In a unique and dynamic market, the price discovery happens continuously while things are purchased and sold.
Price discovery is a strategy for deciding the spot cost of an asset through collaborations among buyers and vendors. Price discovery is very different from the valuation.Where valuation includes the process of determining the present value of any commodity, price discovery is a continuous process where the buyers and sellers are involved to arrive at specific pricing in a given timeline.
The price discovery process also involves information related to the future and other related markets, other market mechanisms, etc. The London Metal Exchange (LME), the London Stock Exchange (LSE), etc are some electronic execution that helps in price discovery.

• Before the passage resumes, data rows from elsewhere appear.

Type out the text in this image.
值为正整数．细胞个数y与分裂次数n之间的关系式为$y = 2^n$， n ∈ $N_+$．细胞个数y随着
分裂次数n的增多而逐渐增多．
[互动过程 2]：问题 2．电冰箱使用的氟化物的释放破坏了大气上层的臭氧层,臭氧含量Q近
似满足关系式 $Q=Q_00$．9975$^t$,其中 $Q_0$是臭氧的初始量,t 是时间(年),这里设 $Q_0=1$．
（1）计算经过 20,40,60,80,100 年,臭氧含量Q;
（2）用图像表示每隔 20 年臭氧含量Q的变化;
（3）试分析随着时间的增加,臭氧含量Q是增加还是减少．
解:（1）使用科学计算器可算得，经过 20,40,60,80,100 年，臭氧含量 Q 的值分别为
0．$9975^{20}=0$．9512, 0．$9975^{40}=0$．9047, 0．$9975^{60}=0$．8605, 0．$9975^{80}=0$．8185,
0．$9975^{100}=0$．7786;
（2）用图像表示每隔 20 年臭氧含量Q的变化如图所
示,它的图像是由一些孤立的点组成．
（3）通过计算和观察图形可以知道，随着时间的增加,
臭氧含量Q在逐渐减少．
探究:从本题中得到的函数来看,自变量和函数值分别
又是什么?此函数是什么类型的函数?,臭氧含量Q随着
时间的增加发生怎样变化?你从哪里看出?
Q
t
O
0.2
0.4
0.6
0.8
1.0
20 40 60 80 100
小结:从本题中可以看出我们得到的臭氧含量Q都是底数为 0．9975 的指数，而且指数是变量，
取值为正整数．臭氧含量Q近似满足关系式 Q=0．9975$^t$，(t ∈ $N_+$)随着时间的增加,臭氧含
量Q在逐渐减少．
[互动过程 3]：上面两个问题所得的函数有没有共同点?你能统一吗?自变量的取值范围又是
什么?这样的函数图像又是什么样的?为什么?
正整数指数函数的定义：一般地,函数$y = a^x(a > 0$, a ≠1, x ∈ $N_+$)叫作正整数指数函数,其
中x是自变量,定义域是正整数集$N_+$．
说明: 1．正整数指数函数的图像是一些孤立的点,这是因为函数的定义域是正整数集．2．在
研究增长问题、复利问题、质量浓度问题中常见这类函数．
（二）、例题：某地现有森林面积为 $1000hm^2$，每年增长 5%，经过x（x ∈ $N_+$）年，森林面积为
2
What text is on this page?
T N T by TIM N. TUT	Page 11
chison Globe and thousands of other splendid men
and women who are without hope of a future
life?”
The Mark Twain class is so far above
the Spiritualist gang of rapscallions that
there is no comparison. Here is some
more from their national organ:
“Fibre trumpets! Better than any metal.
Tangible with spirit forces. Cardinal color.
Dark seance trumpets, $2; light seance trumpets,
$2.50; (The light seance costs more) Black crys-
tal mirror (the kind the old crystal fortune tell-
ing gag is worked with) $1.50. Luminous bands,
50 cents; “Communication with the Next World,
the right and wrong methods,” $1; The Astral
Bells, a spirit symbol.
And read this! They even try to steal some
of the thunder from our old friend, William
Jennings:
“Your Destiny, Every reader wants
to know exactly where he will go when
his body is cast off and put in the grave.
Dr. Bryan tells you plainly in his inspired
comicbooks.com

In a unique and dynamic market, the price discovery happens continuously while things are purchased and sold. The price of the item will sometimes decrease or increase depending on the vulnerabilities or temporary changes in supply caused because of the purchasing behavior.
Proper price discovery in procurement relies upon the number, size, area, and vendor-buyer competitiveness. The amount, time, and accuracy of market information are also vital elements.
Price discovery is helping to get a specific buyer and a seller to move from establishing general pricing to agreeing on a particular price for their exchange depending on the size of the transaction, location, cost, and other factors.
Price discovery is hence, a dynamic and crucial process and needs to have a 360° approach to assess the position of buyer or seller in a particular market.